For all security related issues, Gotts has two main point of contact:
- gotts.tech at protonmail.com
- [TBD]
Send all communications to both parties and expect a reply within 48h.
Upon reception of a vulnerability disclosure, the Gotts team will:
- Reply within a 48h window.
- Within a week, a CVVS v3 severity score should be attributed.
- Keep communicating regularly about the state of a fix, especially for High or Critical severity vulnerabilities.
- Once a fix has been identified, agree on a timeline for release and public disclosure.
Releasing a fix should include the following steps:
- Creation of a CVE number for all Medium and above severity vulnerabilities.
- Notify all package maintainers or distributors.
- Inclusion of a vulnerability explanation, the CVE and the security researcher or team who found the vulnerability in release notes and project vulnerability list (link TBD).
- Publicize the vulnerability commensurately with severity and encourage fast upgrades (possibly with additional documentation to explain who is affected, the risks and what to do about it).
Note: Before Gotts mainnet is released, we will be taking some liberty in applying the above steps, notably in issuing a CVE and upgrades.
For the opensource developer who report/fix a vulnerability, Gotts team will:
- Advertising the vulnerability, the researchers, or their team on a public page linked from our website, with a links of their choosing.
- Acting as reference whenever this is needed.
- Setting up retroactive bounties whenever possible.
Before mainnet release, we will also setup a bounty program and give proper amounts rewards based on available funds and CVVS score.
While we intend to undergo more formal audits before release, continued code reviews and audits are required for security. As such, we encourage interested security researchers to:
- Review our code, even if no contributions are planned.
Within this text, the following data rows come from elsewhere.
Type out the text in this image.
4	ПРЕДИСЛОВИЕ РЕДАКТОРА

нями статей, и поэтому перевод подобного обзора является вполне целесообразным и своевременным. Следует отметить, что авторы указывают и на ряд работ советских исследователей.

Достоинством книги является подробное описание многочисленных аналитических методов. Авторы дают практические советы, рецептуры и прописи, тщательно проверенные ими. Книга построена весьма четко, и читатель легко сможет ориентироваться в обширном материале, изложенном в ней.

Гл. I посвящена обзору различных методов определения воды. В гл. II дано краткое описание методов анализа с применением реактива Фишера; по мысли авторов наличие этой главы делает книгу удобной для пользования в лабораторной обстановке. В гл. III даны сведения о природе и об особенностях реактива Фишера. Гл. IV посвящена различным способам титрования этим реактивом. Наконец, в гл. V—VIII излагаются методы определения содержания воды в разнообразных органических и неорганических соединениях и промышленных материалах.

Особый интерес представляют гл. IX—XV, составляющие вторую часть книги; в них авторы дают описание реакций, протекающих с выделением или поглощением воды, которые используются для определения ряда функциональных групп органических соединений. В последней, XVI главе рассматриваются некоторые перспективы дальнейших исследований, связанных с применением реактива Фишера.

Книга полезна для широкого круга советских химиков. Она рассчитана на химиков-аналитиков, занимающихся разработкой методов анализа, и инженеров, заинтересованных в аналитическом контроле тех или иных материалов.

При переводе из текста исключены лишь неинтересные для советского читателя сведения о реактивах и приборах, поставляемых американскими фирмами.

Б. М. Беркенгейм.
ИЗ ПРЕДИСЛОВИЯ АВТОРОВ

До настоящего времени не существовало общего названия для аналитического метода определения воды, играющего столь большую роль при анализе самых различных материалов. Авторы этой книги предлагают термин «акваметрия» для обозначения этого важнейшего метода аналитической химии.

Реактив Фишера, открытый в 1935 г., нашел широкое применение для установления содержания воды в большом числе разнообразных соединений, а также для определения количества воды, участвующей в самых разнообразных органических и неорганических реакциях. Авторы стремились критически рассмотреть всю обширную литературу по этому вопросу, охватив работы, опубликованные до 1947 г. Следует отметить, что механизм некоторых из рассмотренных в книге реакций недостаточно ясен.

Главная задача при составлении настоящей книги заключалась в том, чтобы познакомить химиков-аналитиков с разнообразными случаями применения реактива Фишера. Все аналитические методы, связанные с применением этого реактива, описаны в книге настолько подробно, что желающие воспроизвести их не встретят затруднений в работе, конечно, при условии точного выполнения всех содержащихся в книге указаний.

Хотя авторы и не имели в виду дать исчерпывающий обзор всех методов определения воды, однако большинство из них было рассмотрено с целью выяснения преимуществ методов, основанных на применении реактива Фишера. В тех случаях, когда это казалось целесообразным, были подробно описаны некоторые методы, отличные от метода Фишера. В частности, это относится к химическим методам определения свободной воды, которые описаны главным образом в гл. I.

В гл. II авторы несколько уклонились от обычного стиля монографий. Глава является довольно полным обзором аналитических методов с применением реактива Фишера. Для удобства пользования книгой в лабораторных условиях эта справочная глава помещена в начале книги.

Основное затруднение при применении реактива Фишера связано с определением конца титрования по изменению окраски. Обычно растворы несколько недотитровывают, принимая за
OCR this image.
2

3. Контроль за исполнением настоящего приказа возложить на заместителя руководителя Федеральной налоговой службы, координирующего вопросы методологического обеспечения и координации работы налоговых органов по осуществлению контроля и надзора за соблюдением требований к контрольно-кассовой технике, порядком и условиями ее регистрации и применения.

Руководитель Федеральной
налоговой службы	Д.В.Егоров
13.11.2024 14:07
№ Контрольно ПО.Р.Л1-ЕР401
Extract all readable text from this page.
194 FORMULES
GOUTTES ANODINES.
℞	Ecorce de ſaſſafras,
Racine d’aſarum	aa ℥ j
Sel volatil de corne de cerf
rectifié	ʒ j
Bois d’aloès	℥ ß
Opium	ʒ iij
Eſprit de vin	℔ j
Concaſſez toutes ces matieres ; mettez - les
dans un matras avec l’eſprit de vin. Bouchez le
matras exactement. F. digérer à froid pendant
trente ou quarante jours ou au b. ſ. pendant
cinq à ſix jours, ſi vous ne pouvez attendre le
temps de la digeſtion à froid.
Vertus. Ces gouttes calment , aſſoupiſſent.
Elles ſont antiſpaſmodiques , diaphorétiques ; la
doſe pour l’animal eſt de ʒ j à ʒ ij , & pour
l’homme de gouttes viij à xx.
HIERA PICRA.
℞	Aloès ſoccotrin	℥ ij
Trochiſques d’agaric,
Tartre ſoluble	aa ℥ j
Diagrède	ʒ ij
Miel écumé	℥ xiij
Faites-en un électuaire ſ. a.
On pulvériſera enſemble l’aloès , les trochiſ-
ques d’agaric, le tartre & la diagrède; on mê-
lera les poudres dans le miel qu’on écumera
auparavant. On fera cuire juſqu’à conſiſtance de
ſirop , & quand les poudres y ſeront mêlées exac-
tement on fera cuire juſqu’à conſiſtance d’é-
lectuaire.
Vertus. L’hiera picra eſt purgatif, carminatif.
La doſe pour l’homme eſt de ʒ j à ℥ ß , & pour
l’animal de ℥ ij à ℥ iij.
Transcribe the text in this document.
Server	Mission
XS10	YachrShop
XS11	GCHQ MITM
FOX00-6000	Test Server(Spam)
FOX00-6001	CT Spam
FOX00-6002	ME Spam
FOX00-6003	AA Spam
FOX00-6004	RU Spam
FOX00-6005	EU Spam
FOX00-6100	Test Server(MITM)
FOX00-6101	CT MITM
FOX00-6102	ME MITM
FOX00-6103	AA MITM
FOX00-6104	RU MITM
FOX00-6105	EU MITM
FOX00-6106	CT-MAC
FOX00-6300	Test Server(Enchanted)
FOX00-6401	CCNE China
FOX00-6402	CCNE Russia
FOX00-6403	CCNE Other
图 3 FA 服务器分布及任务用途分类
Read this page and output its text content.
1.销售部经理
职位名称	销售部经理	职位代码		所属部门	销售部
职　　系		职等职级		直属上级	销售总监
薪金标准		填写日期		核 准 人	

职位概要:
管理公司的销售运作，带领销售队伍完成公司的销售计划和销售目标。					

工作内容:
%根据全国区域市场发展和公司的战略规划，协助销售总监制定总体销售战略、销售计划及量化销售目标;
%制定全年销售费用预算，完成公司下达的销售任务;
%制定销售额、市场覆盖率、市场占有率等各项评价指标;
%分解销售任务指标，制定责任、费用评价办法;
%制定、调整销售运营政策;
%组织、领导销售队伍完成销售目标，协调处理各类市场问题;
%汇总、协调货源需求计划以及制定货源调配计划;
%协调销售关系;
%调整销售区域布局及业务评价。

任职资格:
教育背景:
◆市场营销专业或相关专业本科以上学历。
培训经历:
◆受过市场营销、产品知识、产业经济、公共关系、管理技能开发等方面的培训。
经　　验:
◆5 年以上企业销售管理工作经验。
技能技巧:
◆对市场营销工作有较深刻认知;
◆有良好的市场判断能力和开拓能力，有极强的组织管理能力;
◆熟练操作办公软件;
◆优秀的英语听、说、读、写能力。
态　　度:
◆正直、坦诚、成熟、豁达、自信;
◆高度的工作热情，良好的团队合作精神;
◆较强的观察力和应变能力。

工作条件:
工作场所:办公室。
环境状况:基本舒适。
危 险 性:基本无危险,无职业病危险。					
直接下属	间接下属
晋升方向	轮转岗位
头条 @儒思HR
- Publish their findings whichever way they choose, even if no particular bug or vulnerability was found. We can all learn from new sets of eyes and benefit from increased scrutiny.
- Audit the project publicly. While we may disagree with some small points of design or trade-offs, we will always do so respectfully.
The Gotts Team runs a chain split monitoring tool at (TBD). It is encouraged to monitor it regularly and setup alerts. In case of an accidental chain split:
- Exchanges and merchants should either cease operation or extend considerably confirmation delays.
- Miners and mining pools should immediately consult with Gotts's development team on regular channels (Gotts's Gitter mainly) to diagnose the split and determine a course of events.
- In the likely event of an emergency software patch, all actors should upgrade as soon as possible.